What is a Futures Exchange
A futures exchange, traditionally, is a term referring to a central marketplace where futures contracts and options on futures contracts trade. More recently, with the growth in electronic trading, it expanded to include the electronic marketplace. Most large futures exchanges also provide clearing and settlement functions.
Another name for futures and options is "derivatives" because their value depends, in part, on an underlying asset. As the name infers, futures prices are derived from the underlying asset.
How Do Futures Contracts Work?
BREAKING DOWN Futures Exchange
Futures traded on a futures exchange allow the sellers of the underlying commodities the certainty on the price they will receive for their products at the market. At the same time, the exchange will enable consumers or buyers of those underlying commodities the certainty of the price they will pay, at a defined time in the future.
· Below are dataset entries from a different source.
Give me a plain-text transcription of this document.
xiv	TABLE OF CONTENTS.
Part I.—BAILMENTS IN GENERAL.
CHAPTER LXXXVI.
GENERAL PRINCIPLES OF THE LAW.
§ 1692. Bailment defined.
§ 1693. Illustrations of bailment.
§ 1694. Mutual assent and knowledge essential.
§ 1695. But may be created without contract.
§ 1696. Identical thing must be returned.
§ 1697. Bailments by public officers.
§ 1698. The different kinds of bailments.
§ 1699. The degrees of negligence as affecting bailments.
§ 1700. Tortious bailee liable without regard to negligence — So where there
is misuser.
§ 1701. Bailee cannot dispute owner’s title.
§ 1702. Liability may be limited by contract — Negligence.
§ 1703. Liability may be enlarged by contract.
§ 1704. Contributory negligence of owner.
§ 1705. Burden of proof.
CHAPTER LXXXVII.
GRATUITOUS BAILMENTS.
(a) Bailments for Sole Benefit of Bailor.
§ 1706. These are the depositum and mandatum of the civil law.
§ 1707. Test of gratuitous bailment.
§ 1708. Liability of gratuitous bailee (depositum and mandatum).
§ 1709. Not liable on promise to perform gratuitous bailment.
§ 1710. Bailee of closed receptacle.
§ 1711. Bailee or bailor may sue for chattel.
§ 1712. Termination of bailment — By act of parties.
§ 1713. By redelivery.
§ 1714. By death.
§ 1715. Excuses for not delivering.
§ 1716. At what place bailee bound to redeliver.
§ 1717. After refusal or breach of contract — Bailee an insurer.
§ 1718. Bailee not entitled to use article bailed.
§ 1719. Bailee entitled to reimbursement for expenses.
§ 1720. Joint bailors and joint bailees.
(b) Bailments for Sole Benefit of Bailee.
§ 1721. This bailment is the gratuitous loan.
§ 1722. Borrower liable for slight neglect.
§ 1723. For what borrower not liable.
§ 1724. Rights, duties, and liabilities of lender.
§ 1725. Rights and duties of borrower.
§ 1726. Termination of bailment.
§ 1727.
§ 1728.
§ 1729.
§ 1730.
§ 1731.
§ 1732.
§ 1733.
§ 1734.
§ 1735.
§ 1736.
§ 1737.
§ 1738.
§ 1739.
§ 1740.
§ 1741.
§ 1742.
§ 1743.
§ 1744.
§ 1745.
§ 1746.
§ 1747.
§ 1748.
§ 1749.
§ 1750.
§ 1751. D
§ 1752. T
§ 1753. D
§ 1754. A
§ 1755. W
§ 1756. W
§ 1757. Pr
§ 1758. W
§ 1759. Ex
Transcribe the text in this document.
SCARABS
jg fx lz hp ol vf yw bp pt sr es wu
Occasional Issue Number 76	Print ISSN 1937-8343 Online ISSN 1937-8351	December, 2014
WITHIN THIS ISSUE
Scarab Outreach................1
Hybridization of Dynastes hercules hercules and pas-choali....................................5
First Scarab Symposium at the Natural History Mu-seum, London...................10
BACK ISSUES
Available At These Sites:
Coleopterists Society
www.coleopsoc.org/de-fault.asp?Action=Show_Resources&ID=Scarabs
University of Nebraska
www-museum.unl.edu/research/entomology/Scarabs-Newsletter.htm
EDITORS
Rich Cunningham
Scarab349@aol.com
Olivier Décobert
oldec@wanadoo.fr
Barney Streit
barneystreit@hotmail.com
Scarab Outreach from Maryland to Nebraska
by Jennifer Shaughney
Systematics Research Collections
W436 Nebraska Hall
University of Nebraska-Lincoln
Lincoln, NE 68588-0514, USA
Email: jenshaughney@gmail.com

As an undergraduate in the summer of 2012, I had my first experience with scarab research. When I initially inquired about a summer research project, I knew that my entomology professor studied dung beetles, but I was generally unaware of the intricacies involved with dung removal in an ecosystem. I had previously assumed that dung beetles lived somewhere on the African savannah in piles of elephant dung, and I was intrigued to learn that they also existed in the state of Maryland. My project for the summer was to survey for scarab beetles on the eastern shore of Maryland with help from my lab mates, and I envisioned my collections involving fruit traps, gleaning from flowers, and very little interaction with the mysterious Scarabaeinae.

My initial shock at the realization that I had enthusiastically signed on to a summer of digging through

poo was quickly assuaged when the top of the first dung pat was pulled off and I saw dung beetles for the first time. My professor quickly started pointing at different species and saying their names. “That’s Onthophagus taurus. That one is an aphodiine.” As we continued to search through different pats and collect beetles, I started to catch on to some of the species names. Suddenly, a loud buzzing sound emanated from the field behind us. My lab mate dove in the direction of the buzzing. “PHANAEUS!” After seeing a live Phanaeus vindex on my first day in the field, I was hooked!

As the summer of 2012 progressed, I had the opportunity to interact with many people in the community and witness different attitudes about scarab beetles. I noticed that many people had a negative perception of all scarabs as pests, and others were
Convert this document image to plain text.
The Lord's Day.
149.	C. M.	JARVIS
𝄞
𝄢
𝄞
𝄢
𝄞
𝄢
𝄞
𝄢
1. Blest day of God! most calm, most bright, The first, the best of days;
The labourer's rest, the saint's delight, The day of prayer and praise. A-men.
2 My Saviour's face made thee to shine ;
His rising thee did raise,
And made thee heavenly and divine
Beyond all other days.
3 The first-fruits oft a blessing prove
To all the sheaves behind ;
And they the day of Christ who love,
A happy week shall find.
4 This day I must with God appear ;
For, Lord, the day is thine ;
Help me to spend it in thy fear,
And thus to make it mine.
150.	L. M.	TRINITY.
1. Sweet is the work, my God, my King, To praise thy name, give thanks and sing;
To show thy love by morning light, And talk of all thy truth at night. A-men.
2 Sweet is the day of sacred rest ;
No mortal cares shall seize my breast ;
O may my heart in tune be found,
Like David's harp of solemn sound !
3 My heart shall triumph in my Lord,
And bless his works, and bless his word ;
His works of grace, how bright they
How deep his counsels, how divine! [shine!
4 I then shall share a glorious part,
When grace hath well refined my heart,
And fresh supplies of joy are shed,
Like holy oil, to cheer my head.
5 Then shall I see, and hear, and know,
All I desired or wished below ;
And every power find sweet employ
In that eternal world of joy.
To maintain liquidity, contracts trading on an exchange have standardized sizes, expiration dates, and, for options, strike prices. This standardization contrasts to over-the-counter (OTC) contracts where buyers and sellers agree to the terms.
Exchanges also provide pricing information, disseminated by information vendor firms. Information sharing allows for transparency in activities and fairness to all. Pricing information, including price, bids, and offers, is available to all interested institutions and individuals equally, no matter their size.
A Short History of Futures Exchanges in the U.S.
The largest futures exchange in the U.S., the Chicago Mercantile Exchange, was formed in the late 1890s when the only futures contracts offered were for agricultural products. The emergence of interest rate, or bond futures, and currency futures in major foreign exchange markets came in the 1970s. Today's futures exchanges are significantly larger, with hedging of financial instruments via futures. These futures hedging contracts comprise the majority of the futures market activity. Futures exchanges play an important role in the operation of the global financial system.
Financial exchanges saw many mergers, with the most significant being between the Chicago Mercantile Exchange and the Chicago Board of Trade (CBOT) in 2007. Rebranded as the CME Group, it then acquired NYMEX Holdings, Inc., the parent of the New York Mercantile Exchange (NYMEX) and Commodity Exchange, Inc (COMEX) in 2008. Growing again in 2012, it added the Kansas City Board of Trade, who is the dominant player in hard red winter wheat.
Another major player in the U.S. is the Intercontinental Exchange (ICE). Born as an electronic exchange in 2000, ICE acquired the International Petroleum Exchange (IPE) in 2001. In 2007, it obtained both the New York Board of Trade (NYBOT) and the Winnipeg Commodity Exchange (WCE). Finally, it expanded into equities with the acquisition of NYSE Euronext in 2013.